A bio bar code assay based on oligonucleotide-modified gold nanoparticles (Au-NPs) provides a PCR-free method for quantitative detection of nucleic acid targets. However, the current bio bar code assay requires lengthy experimental procedures including the preparation and release of bar code DNA probes from the target-nanoparticle complex and immobilization and hybridization of the probes for quantification. Herein, we report a novel PCR-free electrochemiluminescence (ECL)-based bio bar code assay for the quantitative detection of genetically modified organism (GMO) from raw materials. It consists of tris-(2,2'-bipyridyl) ruthenium (TBR)-labeled bar code DNA, nucleic acid hybridization using Au-NPs and biotin-labeled probes, and selective capture of the hybridization complex by streptavidin-coated paramagnetic beads. The detection of target DNA is realized by direct measurement of ECL emission of TBR. It can quantitatively detect target nucleic acids with high speed and sensitivity. This method can be used to quantitatively detect GMO fragments from real GMO products.

Figure 1

A schematic of the ECL-based bio-barcode method for quantitative detection of GMO.

Figure 2

(a): Effect of the concentration of streptavidin-coated beads on ECL intensity. Streptavidin-coated beads of 1μl was added to 25μl of three-strand complex. The concentration of beads is 1-7×10⁵ beads/μl. (b): Effect of the TBR-to-capture probe ratio on ECL intensity. The TBR-to-capture probe concentration ratio is in the range of 40 to 100 (40μmol/l, 1μl).

Figure 3

Calibration curve for the ECL-based bio-barcode assay. (a): The calibration curve was obtained by measuring a series of purified GM soybean samples containing CaMV35S molecules with a quantity ranging from 1 fmol to 100 pmol in a volume of 25μl. (b): The calibration curve was obtained by measuring a series of samples containing 0.1% to 100% genomic DNA from GM soybean.

Figure 4

(a): ECL signals of three purified GMO samples (solid bars), in comparison with three non-GMO samples (white bars).
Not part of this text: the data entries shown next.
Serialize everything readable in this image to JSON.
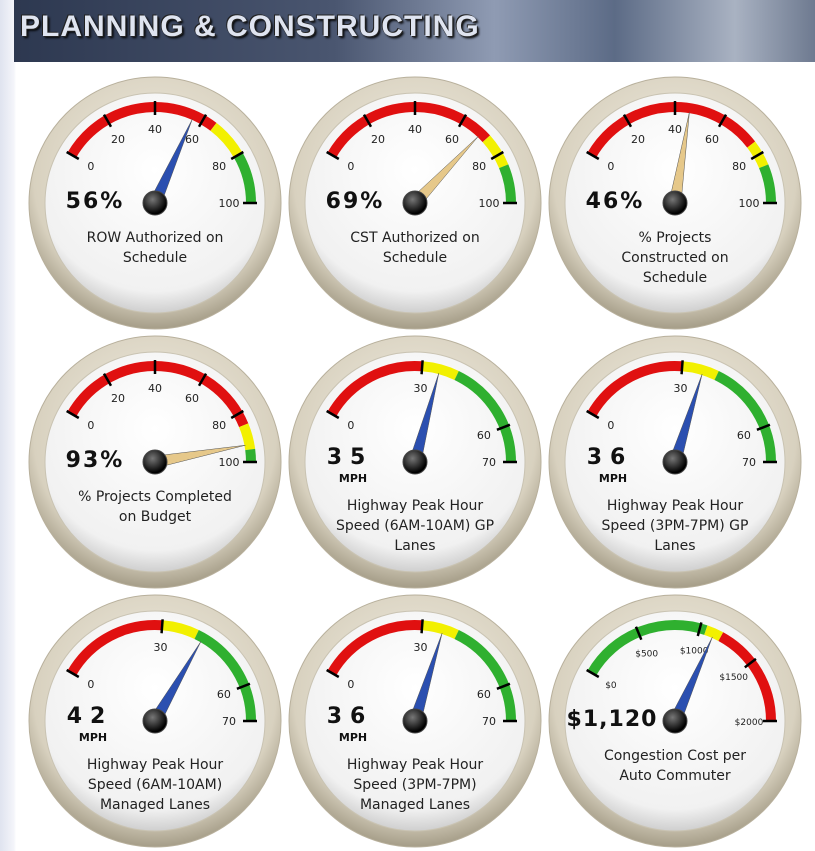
{
  "header": {
    "title": "PLANNING & CONSTRUCTING"
  },
  "chart_data": [
    {
      "type": "gauge",
      "title": "ROW Authorized on Schedule",
      "value": 56,
      "value_label": "56%",
      "ylim": [
        0,
        100
      ],
      "yticks": [
        0,
        20,
        40,
        60,
        80,
        100
      ],
      "needle_color": "#2b4fb0",
      "bands": [
        {
          "from": 0,
          "to": 65,
          "color": "#e01010"
        },
        {
          "from": 65,
          "to": 80,
          "color": "#f2f000"
        },
        {
          "from": 80,
          "to": 100,
          "color": "#2fb02f"
        }
      ]
    },
    {
      "type": "gauge",
      "title": "CST Authorized on Schedule",
      "value": 69,
      "value_label": "69%",
      "ylim": [
        0,
        100
      ],
      "yticks": [
        0,
        20,
        40,
        60,
        80,
        100
      ],
      "needle_color": "#e6c88a",
      "bands": [
        {
          "from": 0,
          "to": 72,
          "color": "#e01010"
        },
        {
          "from": 72,
          "to": 85,
          "color": "#f2f000"
        },
        {
          "from": 85,
          "to": 100,
          "color": "#2fb02f"
        }
      ]
    },
    {
      "type": "gauge",
      "title": "% Projects Constructed on Schedule",
      "value": 46,
      "value_label": "46%",
      "ylim": [
        0,
        100
      ],
      "yticks": [
        0,
        20,
        40,
        60,
        80,
        100
      ],
      "needle_color": "#e6c88a",
      "bands": [
        {
          "from": 0,
          "to": 75,
          "color": "#e01010"
        },
        {
          "from": 75,
          "to": 85,
          "color": "#f2f000"
        },
        {
          "from": 85,
          "to": 100,
          "color": "#2fb02f"
        }
      ]
    },
    {
      "type": "gauge",
      "title": "% Projects Completed on Budget",
      "value": 93,
      "value_label": "93%",
      "ylim": [
        0,
        100
      ],
      "yticks": [
        0,
        20,
        40,
        60,
        80,
        100
      ],
      "needle_color": "#e6c88a",
      "bands": [
        {
          "from": 0,
          "to": 85,
          "color": "#e01010"
        },
        {
          "from": 85,
          "to": 95,
          "color": "#f2f000"
        },
        {
          "from": 95,
          "to": 100,
          "color": "#2fb02f"
        }
      ]
    },
    {
      "type": "gauge",
      "title": "Highway Peak Hour Speed (6AM-10AM) GP Lanes",
      "value": 35,
      "unit": "MPH",
      "ylim": [
        0,
        70
      ],
      "yticks": [
        0,
        30,
        60,
        70
      ],
      "needle_color": "#2b4fb0",
      "bands": [
        {
          "from": 0,
          "to": 30,
          "color": "#e01010"
        },
        {
          "from": 30,
          "to": 40,
          "color": "#f2f000"
        },
        {
          "from": 40,
          "to": 70,
          "color": "#2fb02f"
        }
      ]
    },
    {
      "type": "gauge",
      "title": "Highway Peak Hour Speed (3PM-7PM) GP Lanes",
      "value": 36,
      "unit": "MPH",
      "ylim": [
        0,
        70
      ],
      "yticks": [
        0,
        30,
        60,
        70
      ],
      "needle_color": "#2b4fb0",
      "bands": [
        {
          "from": 0,
          "to": 30,
          "color": "#e01010"
        },
        {
          "from": 30,
          "to": 40,
          "color": "#f2f000"
        },
        {
          "from": 40,
          "to": 70,
          "color": "#2fb02f"
        }
      ]
    },
    {
      "type": "gauge",
      "title": "Highway Peak Hour Speed (6AM-10AM) Managed Lanes",
      "value": 42,
      "unit": "MPH",
      "ylim": [
        0,
        70
      ],
      "yticks": [
        0,
        30,
        60,
        70
      ],
      "needle_color": "#2b4fb0",
      "bands": [
        {
          "from": 0,
          "to": 30,
          "color": "#e01010"
        },
        {
          "from": 30,
          "to": 40,
          "color": "#f2f000"
        },
        {
          "from": 40,
          "to": 70,
          "color": "#2fb02f"
        }
      ]
    },
    {
      "type": "gauge",
      "title": "Highway Peak Hour Speed (3PM-7PM) Managed Lanes",
      "value": 36,
      "unit": "MPH",
      "ylim": [
        0,
        70
      ],
      "yticks": [
        0,
        30,
        60,
        70
      ],
      "needle_color": "#2b4fb0",
      "bands": [
        {
          "from": 0,
          "to": 30,
          "color": "#e01010"
        },
        {
          "from": 30,
          "to": 40,
          "color": "#f2f000"
        },
        {
          "from": 40,
          "to": 70,
          "color": "#2fb02f"
        }
      ]
    },
    {
      "type": "gauge",
      "title": "Congestion Cost per Auto Commuter",
      "value": 1120,
      "value_label": "$1,120",
      "ylim": [
        0,
        2000
      ],
      "yticks": [
        {
          "value": 0,
          "label": "$0"
        },
        {
          "value": 500,
          "label": "$500"
        },
        {
          "value": 1000,
          "label": "$1000"
        },
        {
          "value": 1500,
          "label": "$1500"
        },
        {
          "value": 2000,
          "label": "$2000"
        }
      ],
      "needle_color": "#2b4fb0",
      "bands": [
        {
          "from": 0,
          "to": 1050,
          "color": "#2fb02f"
        },
        {
          "from": 1050,
          "to": 1180,
          "color": "#f2f000"
        },
        {
          "from": 1180,
          "to": 2000,
          "color": "#e01010"
        }
      ]
    }
  ]
}
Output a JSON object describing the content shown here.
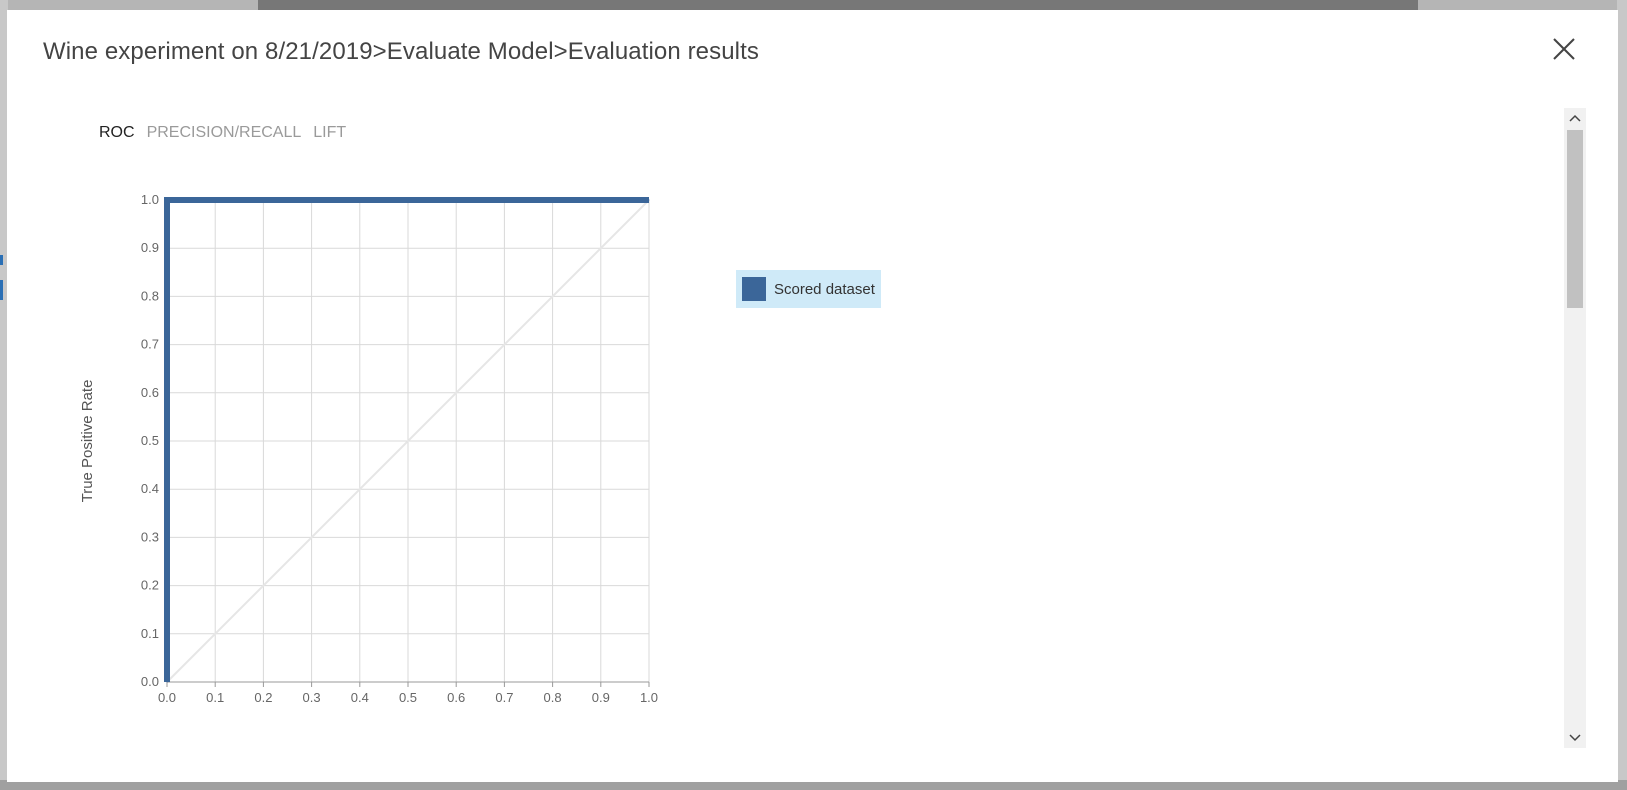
{
  "dialog": {
    "title": "Wine experiment on 8/21/2019>Evaluate Model>Evaluation results",
    "close_icon": "close-icon"
  },
  "tabs": [
    {
      "label": "ROC",
      "active": true
    },
    {
      "label": "PRECISION/RECALL",
      "active": false
    },
    {
      "label": "LIFT",
      "active": false
    }
  ],
  "legend": {
    "label": "Scored dataset",
    "swatch_color": "#3b6699",
    "highlight_color": "#cfeaf8"
  },
  "scrollbar": {
    "up_icon": "chevron-up-icon",
    "down_icon": "chevron-down-icon"
  },
  "chart_data": {
    "type": "line",
    "title": "",
    "xlabel": "",
    "ylabel": "True Positive Rate",
    "xlim": [
      0,
      1
    ],
    "ylim": [
      0,
      1
    ],
    "x_ticks": [
      "0.0",
      "0.1",
      "0.2",
      "0.3",
      "0.4",
      "0.5",
      "0.6",
      "0.7",
      "0.8",
      "0.9",
      "1.0"
    ],
    "y_ticks": [
      "0.0",
      "0.1",
      "0.2",
      "0.3",
      "0.4",
      "0.5",
      "0.6",
      "0.7",
      "0.8",
      "0.9",
      "1.0"
    ],
    "grid": true,
    "legend_position": "right",
    "series": [
      {
        "name": "Scored dataset",
        "color": "#3b6699",
        "x": [
          0.0,
          0.0,
          1.0
        ],
        "y": [
          0.0,
          1.0,
          1.0
        ]
      }
    ],
    "reference_line": {
      "color": "#e6e6e6",
      "x": [
        0.0,
        1.0
      ],
      "y": [
        0.0,
        1.0
      ]
    }
  }
}
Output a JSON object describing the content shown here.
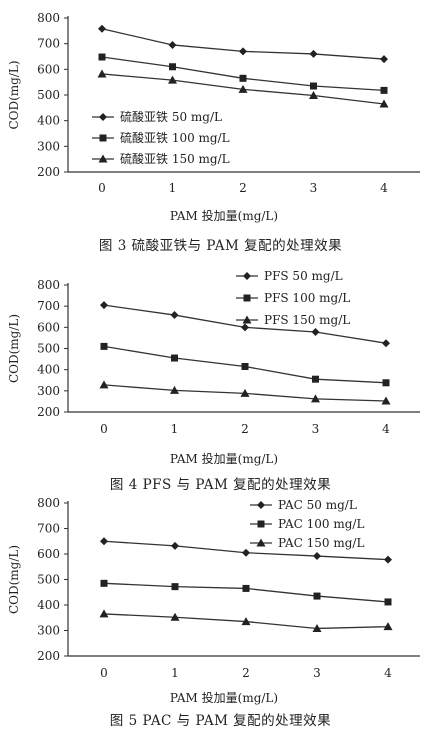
{
  "chart_data": [
    {
      "type": "line",
      "x": [
        0,
        1,
        2,
        3,
        4
      ],
      "xlabel": "PAM 投加量(mg/L)",
      "ylabel": "COD(mg/L)",
      "ylim": [
        200,
        800
      ],
      "yticks": [
        200,
        300,
        400,
        500,
        600,
        700,
        800
      ],
      "grid": false,
      "legend_position": "left",
      "series": [
        {
          "name": "硫酸亚铁 50 mg/L",
          "marker": "diamond",
          "values": [
            758,
            695,
            670,
            660,
            640
          ]
        },
        {
          "name": "硫酸亚铁 100 mg/L",
          "marker": "square",
          "values": [
            648,
            610,
            565,
            535,
            518
          ]
        },
        {
          "name": "硫酸亚铁 150 mg/L",
          "marker": "triangle",
          "values": [
            582,
            558,
            522,
            498,
            465
          ]
        }
      ],
      "caption": "图 3   硫酸亚铁与 PAM 复配的处理效果"
    },
    {
      "type": "line",
      "x": [
        0,
        1,
        2,
        3,
        4
      ],
      "xlabel": "PAM 投加量(mg/L)",
      "ylabel": "COD(mg/L)",
      "ylim": [
        200,
        800
      ],
      "yticks": [
        200,
        300,
        400,
        500,
        600,
        700,
        800
      ],
      "grid": false,
      "legend_position": "top-right",
      "series": [
        {
          "name": "PFS 50 mg/L",
          "marker": "diamond",
          "values": [
            705,
            658,
            600,
            578,
            525
          ]
        },
        {
          "name": "PFS 100 mg/L",
          "marker": "square",
          "values": [
            510,
            455,
            415,
            355,
            338
          ]
        },
        {
          "name": "PFS 150 mg/L",
          "marker": "triangle",
          "values": [
            328,
            302,
            288,
            262,
            252
          ]
        }
      ],
      "caption": "图 4   PFS 与 PAM 复配的处理效果"
    },
    {
      "type": "line",
      "x": [
        0,
        1,
        2,
        3,
        4
      ],
      "xlabel": "PAM 投加量(mg/L)",
      "ylabel": "COD(mg/L)",
      "ylim": [
        200,
        800
      ],
      "yticks": [
        200,
        300,
        400,
        500,
        600,
        700,
        800
      ],
      "grid": false,
      "legend_position": "top-right",
      "series": [
        {
          "name": "PAC 50 mg/L",
          "marker": "diamond",
          "values": [
            650,
            632,
            605,
            592,
            578
          ]
        },
        {
          "name": "PAC 100 mg/L",
          "marker": "square",
          "values": [
            485,
            472,
            465,
            435,
            412
          ]
        },
        {
          "name": "PAC 150 mg/L",
          "marker": "triangle",
          "values": [
            365,
            352,
            335,
            308,
            315
          ]
        }
      ],
      "caption": "图 5   PAC 与 PAM 复配的处理效果"
    }
  ]
}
The DNA samples were digested by restriction endonucleases. Then, the digested products were subjected to electrophoresis in 2% agarose gel and the 169 bp DNA fragments of CaMV35S were collected and detected by the ECL-based bio-barcode assay. The dashed line represents the threshold value for purified GMO samples detection. (b): ECL signals of three GMO samples from raw materials (solid bars), in comparison with three non-GMO samples (white bars). The DNA samples were digested by restriction endonucleases and directly detected by the ECL-based bio-barcode assay. The dashed line represents the threshold value for non-purified GMO samples detection.